テレビランド増刊 宇宙戦艦ヤマト ロマンアルバム 昭和52年9月20日発行
いろいろ書いたり考えたりするために、これを本棚から出してきて見ていたのですが……。そこであることに気付きました。
このムックには、「宇宙戦艦ヤマト航海日誌」というコーナーがあります。これは(初代)TVシリーズ26話のストーリーダイジェストです。
ところが、この部分には鉛筆による多くの書き込み(子供の頃の私による)が行われています。
なぜかといえば、間違いがあまりに多かったためです。
今から思えば本の価値を損なう行為だったと思いますが、当時は書き込みによって価値が上がったと思っていたわけですね。
どのような間違いか? §
以下に一部紹介します。
第1話より
古代進、島大介、無断出撃。しかし、ガミラス指令空母へ反物質手榴弾攻撃して、これを爆破す。
(実際にはエンジンがオーバーヒートして不時着。二人がガミラス指令空母を見ることすら無い。というか、そのような空母は画面に映ることすらない)
第2話より
地球防衛軍迎撃機、作戦なかばにして全滅
(地球防衛軍迎撃機などというものは一切出てきません。出てこないものに作戦もなければ全滅も無し)
科学技術員によって、主砲・波動砲試射。成功。
(主砲は宇宙空母に撃っただけで、これは試射とは言いにくいもの。まして波動砲は補助エンジンしか動いていない状況では「艦首波動砲のみ動力不足」で撃てません。しかも、撃てば地球もただでは済みません)
これは本当に単なる間違いなのか? §
子供の頃は、単なる間違いであり、書いた人はあまりに無知だと思っていました。
しかし、そうでしょうか?
ヤマトについてよく知らない人が書いたからといって、唐突にフィルム上に存在しない「ガミラス指令空母」であるとか「地球防衛軍迎撃機」といった言葉を書けるものでしょうか?
実は、この「宇宙戦艦ヤマト航海日誌」を書くために使用した資料に、それらの言葉が書かれていたのではないでしょうか?
まだ家庭用ビデオデッキが一般化していないこの時代にあって、映像を見ながら原稿を書くことは極めて難しかったと思われます。
つまり、紙資料をベースに、「宇宙戦艦ヤマト航海日誌」は書かれたのではないかと。
では、その紙資料とは何でしょうか?
もしや、最終的に確定した内容を記したアフレコ台本ではなく、制作途上のシナリオ(準備稿? あるいは決定稿でも?)という可能性はないでしょうか?

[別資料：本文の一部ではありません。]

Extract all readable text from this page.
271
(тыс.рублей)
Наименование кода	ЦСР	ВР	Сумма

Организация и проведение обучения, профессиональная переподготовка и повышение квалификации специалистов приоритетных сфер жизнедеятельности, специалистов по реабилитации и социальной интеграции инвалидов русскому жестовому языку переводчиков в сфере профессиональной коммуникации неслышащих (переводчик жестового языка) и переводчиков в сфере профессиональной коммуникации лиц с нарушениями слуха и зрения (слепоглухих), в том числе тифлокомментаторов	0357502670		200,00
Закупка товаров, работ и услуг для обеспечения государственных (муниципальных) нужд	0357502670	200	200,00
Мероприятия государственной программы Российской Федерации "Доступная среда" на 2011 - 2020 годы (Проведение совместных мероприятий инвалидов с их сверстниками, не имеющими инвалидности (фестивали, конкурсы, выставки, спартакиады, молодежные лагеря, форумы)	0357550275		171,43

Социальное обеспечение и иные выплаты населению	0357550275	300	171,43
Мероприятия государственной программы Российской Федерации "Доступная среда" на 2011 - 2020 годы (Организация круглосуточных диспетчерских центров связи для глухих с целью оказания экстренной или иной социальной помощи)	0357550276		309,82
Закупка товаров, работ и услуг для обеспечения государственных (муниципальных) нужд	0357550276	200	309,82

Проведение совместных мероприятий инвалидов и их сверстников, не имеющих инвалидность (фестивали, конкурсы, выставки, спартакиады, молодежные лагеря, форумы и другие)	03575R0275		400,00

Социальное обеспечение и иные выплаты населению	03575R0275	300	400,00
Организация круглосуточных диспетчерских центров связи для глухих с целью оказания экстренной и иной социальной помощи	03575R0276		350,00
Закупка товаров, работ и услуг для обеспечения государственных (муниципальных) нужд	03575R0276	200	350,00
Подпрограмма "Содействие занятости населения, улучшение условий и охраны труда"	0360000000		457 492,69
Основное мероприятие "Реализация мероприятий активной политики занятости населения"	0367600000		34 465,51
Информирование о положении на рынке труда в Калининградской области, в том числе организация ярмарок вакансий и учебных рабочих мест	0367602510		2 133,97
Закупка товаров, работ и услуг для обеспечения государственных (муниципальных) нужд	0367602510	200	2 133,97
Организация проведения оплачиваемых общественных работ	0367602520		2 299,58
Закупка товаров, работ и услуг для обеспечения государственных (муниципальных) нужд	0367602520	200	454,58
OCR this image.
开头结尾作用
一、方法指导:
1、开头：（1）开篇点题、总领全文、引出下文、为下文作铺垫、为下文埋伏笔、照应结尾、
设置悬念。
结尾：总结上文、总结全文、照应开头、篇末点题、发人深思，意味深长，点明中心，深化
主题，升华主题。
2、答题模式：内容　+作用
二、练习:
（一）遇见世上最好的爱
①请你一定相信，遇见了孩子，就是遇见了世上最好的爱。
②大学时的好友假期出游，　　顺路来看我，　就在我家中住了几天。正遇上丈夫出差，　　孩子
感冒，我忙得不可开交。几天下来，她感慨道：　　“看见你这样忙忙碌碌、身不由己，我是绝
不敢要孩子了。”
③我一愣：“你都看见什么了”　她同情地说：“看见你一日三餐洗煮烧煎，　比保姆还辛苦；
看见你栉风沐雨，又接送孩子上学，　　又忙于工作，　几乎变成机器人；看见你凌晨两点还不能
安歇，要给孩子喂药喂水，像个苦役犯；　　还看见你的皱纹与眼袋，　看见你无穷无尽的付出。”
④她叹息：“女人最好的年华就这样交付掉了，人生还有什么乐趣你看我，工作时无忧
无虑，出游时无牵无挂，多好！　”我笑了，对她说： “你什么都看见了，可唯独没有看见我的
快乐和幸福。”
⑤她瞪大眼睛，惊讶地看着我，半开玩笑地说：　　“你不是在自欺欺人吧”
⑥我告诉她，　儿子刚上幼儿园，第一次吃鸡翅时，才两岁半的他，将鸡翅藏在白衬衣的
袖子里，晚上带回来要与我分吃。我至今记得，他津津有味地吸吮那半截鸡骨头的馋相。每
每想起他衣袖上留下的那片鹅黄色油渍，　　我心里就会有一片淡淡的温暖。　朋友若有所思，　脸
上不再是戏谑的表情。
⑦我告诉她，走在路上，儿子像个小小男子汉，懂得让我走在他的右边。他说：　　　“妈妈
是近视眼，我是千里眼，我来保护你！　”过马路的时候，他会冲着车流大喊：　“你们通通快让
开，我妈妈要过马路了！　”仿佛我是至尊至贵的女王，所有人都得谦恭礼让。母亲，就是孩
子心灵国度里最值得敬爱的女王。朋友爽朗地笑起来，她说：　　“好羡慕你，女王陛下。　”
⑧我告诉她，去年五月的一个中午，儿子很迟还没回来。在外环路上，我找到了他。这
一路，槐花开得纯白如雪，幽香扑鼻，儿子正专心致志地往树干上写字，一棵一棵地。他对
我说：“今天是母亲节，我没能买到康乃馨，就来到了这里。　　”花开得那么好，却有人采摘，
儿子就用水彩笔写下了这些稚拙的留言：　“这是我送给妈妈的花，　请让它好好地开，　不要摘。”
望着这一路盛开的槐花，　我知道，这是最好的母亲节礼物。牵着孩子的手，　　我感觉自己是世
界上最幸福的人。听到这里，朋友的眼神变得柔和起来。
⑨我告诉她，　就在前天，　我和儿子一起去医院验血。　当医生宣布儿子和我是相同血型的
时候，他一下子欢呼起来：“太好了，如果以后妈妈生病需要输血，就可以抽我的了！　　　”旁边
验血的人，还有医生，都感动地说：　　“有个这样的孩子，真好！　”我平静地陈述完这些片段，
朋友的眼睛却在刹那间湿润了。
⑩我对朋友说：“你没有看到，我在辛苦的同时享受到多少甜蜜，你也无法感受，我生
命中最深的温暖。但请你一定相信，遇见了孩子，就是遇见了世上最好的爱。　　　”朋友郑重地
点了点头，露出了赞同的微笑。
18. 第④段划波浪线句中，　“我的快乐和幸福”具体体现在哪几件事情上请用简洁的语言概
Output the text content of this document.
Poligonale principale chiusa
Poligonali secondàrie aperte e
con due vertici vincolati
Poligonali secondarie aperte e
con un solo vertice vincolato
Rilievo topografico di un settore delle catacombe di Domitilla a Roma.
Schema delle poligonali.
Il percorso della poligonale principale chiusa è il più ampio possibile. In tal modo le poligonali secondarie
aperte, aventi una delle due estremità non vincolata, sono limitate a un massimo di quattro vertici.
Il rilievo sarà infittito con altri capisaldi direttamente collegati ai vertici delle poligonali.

仮にそうだとすると、実はこの「宇宙戦艦ヤマト航海日誌」とは、準備段階で検討されたエピソードを知ることができる貴重な資料とは言えないでしょうか?
疑問文で終わります §
というわけで、最後に疑問文を書いて終わりです。
結論はありません。
しかし、年を取ると同じものを見ても全く別のことを感じるわけで、興味深いですね。